También señala que acompañar a alguien que no logra perdonar requiere paciencia y delicadeza. “Escuchar activamente, ofrecer un espacio de confianza y, para quien cree, encomendar la situación a Dios para que inspire las palabras adecuadas, son pasos esenciales para abrir la puerta a la reconciliación interior”.
Diversos estudios científicos han identificado impactos negativos cuando una persona no logra perdonarse:
Estos estudios mostraron que la incapacidad de perdonarse no solo prolonga el sufrimiento emocional, sino que también afecta la salud mental, las relaciones personales y la capacidad de vivir en paz consigo mismo. Reconocer estas dificultades y trabajar en el perdón se vuelve, por tanto, un paso fundamental para alcanzar la reconciliación interior y el bienestar integral.

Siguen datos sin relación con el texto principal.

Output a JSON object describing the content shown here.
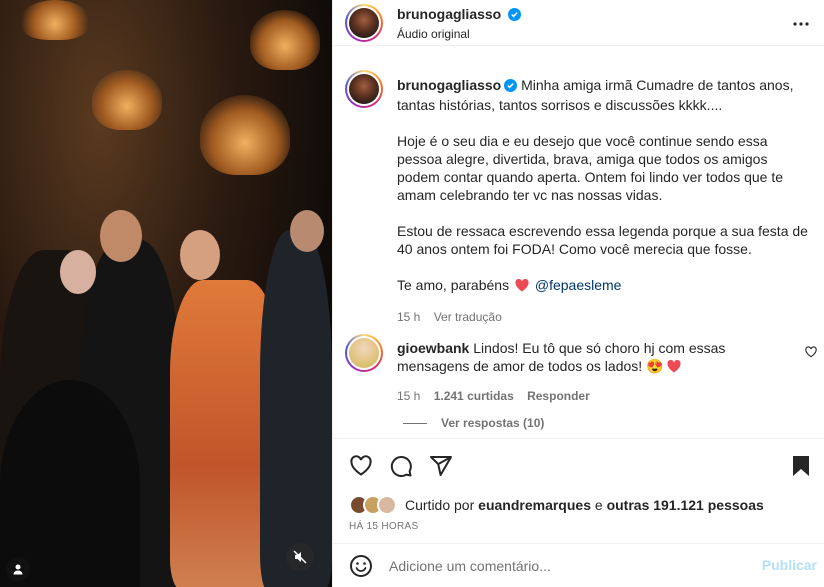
{
  "post": {
    "username": "brunogagliasso",
    "audio": "Áudio original",
    "caption_p1": "Minha amiga irmã Cumadre de tantos anos, tantas histórias, tantos sorrisos e discussões kkkk....",
    "caption_p2": "Hoje é o seu dia e eu desejo que você continue sendo essa pessoa alegre, divertida, brava, amiga que todos os amigos podem contar quando aperta. Ontem foi lindo ver todos que te amam celebrando ter vc nas nossas vidas.",
    "caption_p3": "Estou de ressaca escrevendo essa legenda porque a sua festa de 40 anos ontem foi FODA! Como você merecia que fosse.",
    "caption_p4": "Te amo, parabéns",
    "caption_mention": "@fepaesleme",
    "caption_time": "15 h",
    "see_translation": "Ver tradução"
  },
  "comment": {
    "username": "gioewbank",
    "text": "Lindos! Eu tô que só choro hj com essas mensagens de amor de todos os lados! 😍",
    "time": "15 h",
    "likes": "1.241 curtidas",
    "reply": "Responder",
    "view_replies": "Ver respostas (10)"
  },
  "engagement": {
    "liked_by_prefix": "Curtido por",
    "liked_by_user": "euandremarques",
    "liked_by_middle": "e",
    "liked_by_others": "outras 191.121 pessoas",
    "time_ago": "HÁ 15 HORAS"
  },
  "comment_box": {
    "placeholder": "Adicione um comentário...",
    "publish": "Publicar"
  },
  "colors": {
    "heart": "#ed4956",
    "mention": "#00376b",
    "verified": "#0095f6",
    "publish_disabled": "#b2dffc"
  }
}
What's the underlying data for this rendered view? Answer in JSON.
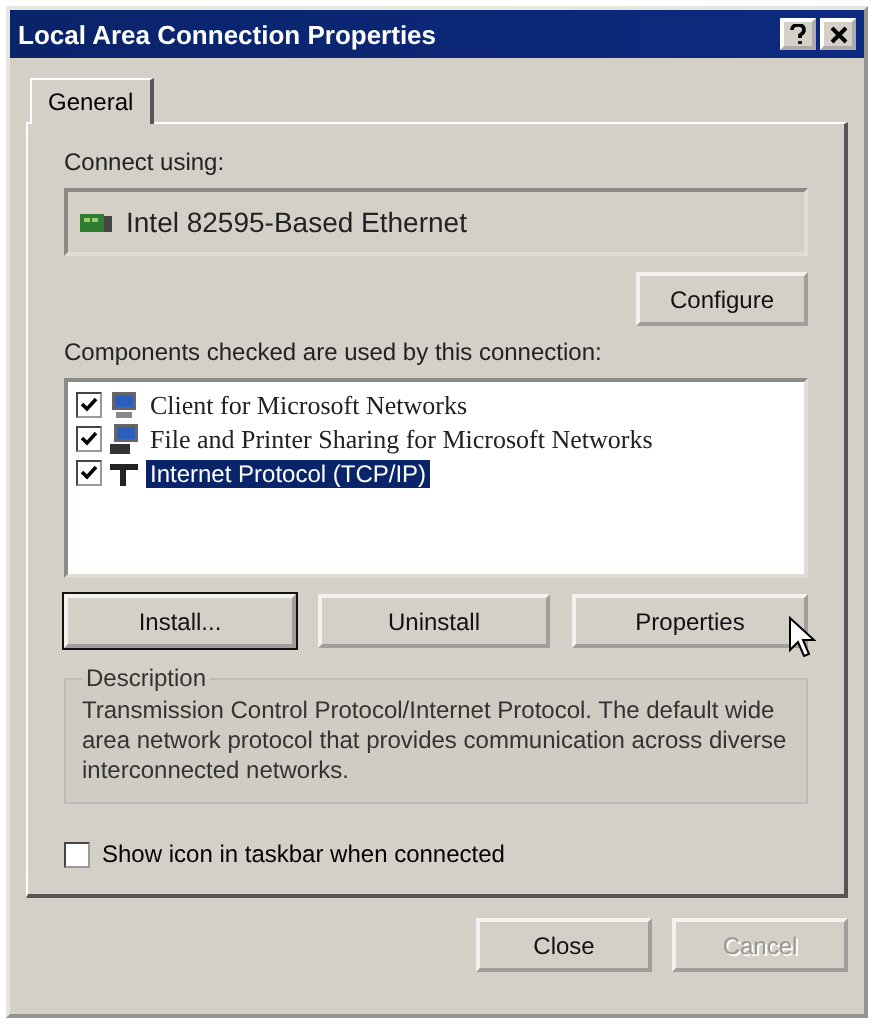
{
  "window": {
    "title": "Local Area Connection Properties"
  },
  "tabs": [
    {
      "label": "General",
      "selected": true
    }
  ],
  "connect_using": {
    "label": "Connect using:",
    "adapter": "Intel 82595-Based Ethernet",
    "configure_button": "Configure"
  },
  "components": {
    "label": "Components checked are used by this connection:",
    "items": [
      {
        "kind": "client",
        "label": "Client for Microsoft Networks",
        "checked": true,
        "selected": false
      },
      {
        "kind": "service",
        "label": "File and Printer Sharing for Microsoft Networks",
        "checked": true,
        "selected": false
      },
      {
        "kind": "protocol",
        "label": "Internet Protocol (TCP/IP)",
        "checked": true,
        "selected": true
      }
    ]
  },
  "component_buttons": [
    {
      "label": "Install...",
      "default": true
    },
    {
      "label": "Uninstall",
      "default": false
    },
    {
      "label": "Properties",
      "default": false
    }
  ],
  "description": {
    "title": "Description",
    "text": "Transmission Control Protocol/Internet Protocol. The default wide area network protocol that provides communication across diverse interconnected networks."
  },
  "show_icon": {
    "label": "Show icon in taskbar when connected",
    "checked": false
  },
  "dialog_buttons": [
    {
      "label": "Close",
      "disabled": false
    },
    {
      "label": "Cancel",
      "disabled": true
    }
  ]
}
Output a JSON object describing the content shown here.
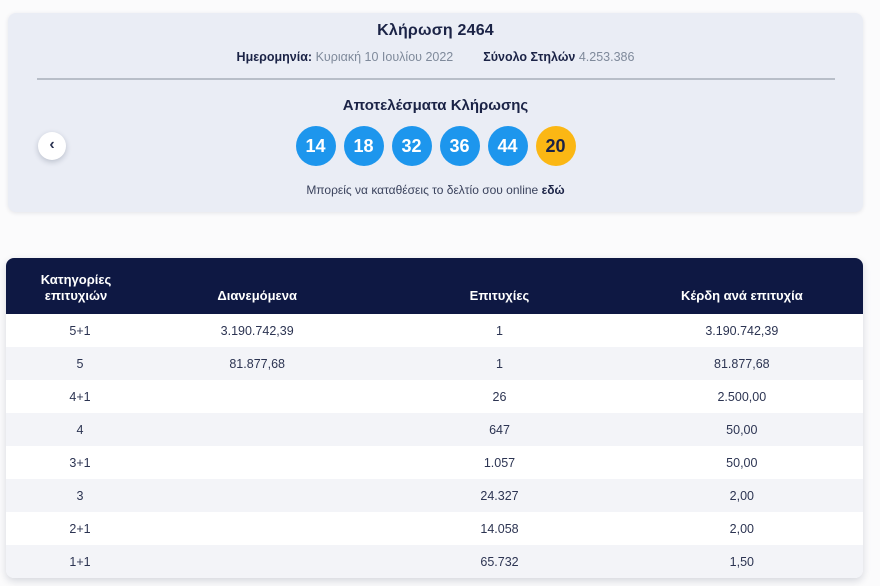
{
  "draw": {
    "title": "Κλήρωση 2464",
    "date_label": "Ημερομηνία:",
    "date_value": "Κυριακή 10 Ιουλίου 2022",
    "columns_label": "Σύνολο Στηλών",
    "columns_value": "4.253.386"
  },
  "nav": {
    "prev_icon": "‹"
  },
  "results": {
    "title": "Αποτελέσματα Κλήρωσης",
    "numbers": [
      {
        "value": "14",
        "type": "main"
      },
      {
        "value": "18",
        "type": "main"
      },
      {
        "value": "32",
        "type": "main"
      },
      {
        "value": "36",
        "type": "main"
      },
      {
        "value": "44",
        "type": "main"
      },
      {
        "value": "20",
        "type": "bonus"
      }
    ],
    "note_text": "Μπορείς να καταθέσεις το δελτίο σου online",
    "note_link": "εδώ"
  },
  "table": {
    "columns": [
      "Κατηγορίες επιτυχιών",
      "Διανεμόμενα",
      "Επιτυχίες",
      "Κέρδη ανά επιτυχία"
    ],
    "rows": [
      {
        "category": "5+1",
        "dividend": "3.190.742,39",
        "winners": "1",
        "prize": "3.190.742,39"
      },
      {
        "category": "5",
        "dividend": "81.877,68",
        "winners": "1",
        "prize": "81.877,68"
      },
      {
        "category": "4+1",
        "dividend": "",
        "winners": "26",
        "prize": "2.500,00"
      },
      {
        "category": "4",
        "dividend": "",
        "winners": "647",
        "prize": "50,00"
      },
      {
        "category": "3+1",
        "dividend": "",
        "winners": "1.057",
        "prize": "50,00"
      },
      {
        "category": "3",
        "dividend": "",
        "winners": "24.327",
        "prize": "2,00"
      },
      {
        "category": "2+1",
        "dividend": "",
        "winners": "14.058",
        "prize": "2,00"
      },
      {
        "category": "1+1",
        "dividend": "",
        "winners": "65.732",
        "prize": "1,50"
      }
    ]
  },
  "colors": {
    "main_ball": "#1d96ed",
    "bonus_ball": "#fbb714",
    "header_bg": "#0e1843",
    "card_bg": "#eaedf5"
  }
}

El perdón es un proceso gradual, y existen señales que indican que se está avanzando hacia la reconciliación interior. Entre ellas se encuentran la disminución de la ira y el resentimiento, la aceptación del pasado sin justificarlo ni negarlo, y el desarrollo de mayor compasión hacia uno mismo y hacia los demás, explica la hermana.
La hermana María Guadalupe, explica que primero se manifiesta primero en el interior y luego se refleja hacia afuera. “Es como una aguja que marca qué tan en paz y alegre me siento”, señala. La serenidad, la ligereza en el trato y la ausencia de rencor son indicadores de que la herida se está cerrando.
Ha sido testigo de transformaciones visibles, pues asegura que “se les nota en los ojos, como una liberación; la gente se vuelve más alegre y abierta”. No obstante, este cambio no es instantáneo, sino fruto de un proceso que implica reconocer el dolor, orar, confiar en Dios y dejarse sanar por Él, explica.
Menciona que, a medida que el perdón avanza, la persona deja de revivir constantemente el daño sufrido, sus pensamientos se enfocan más en el presente que en el pasado, y surge una disposición sincera de orar por quien le hizo daño. “Cuando puedo pedirle a Dios bendiciones para esa persona y lo hago de corazón, sé que estoy más cerca del perdón pleno”, afirma.
“También se refleja en la disposición interna a soltar la carga emocional y, finalmente, en la sensación de paz y libertad interior. El perdón no es olvidar, sino reconciliarse con lo vivido para recuperar la paz del corazón y permitir que la gracia de Dios actúe en nuestra vida”, finaliza.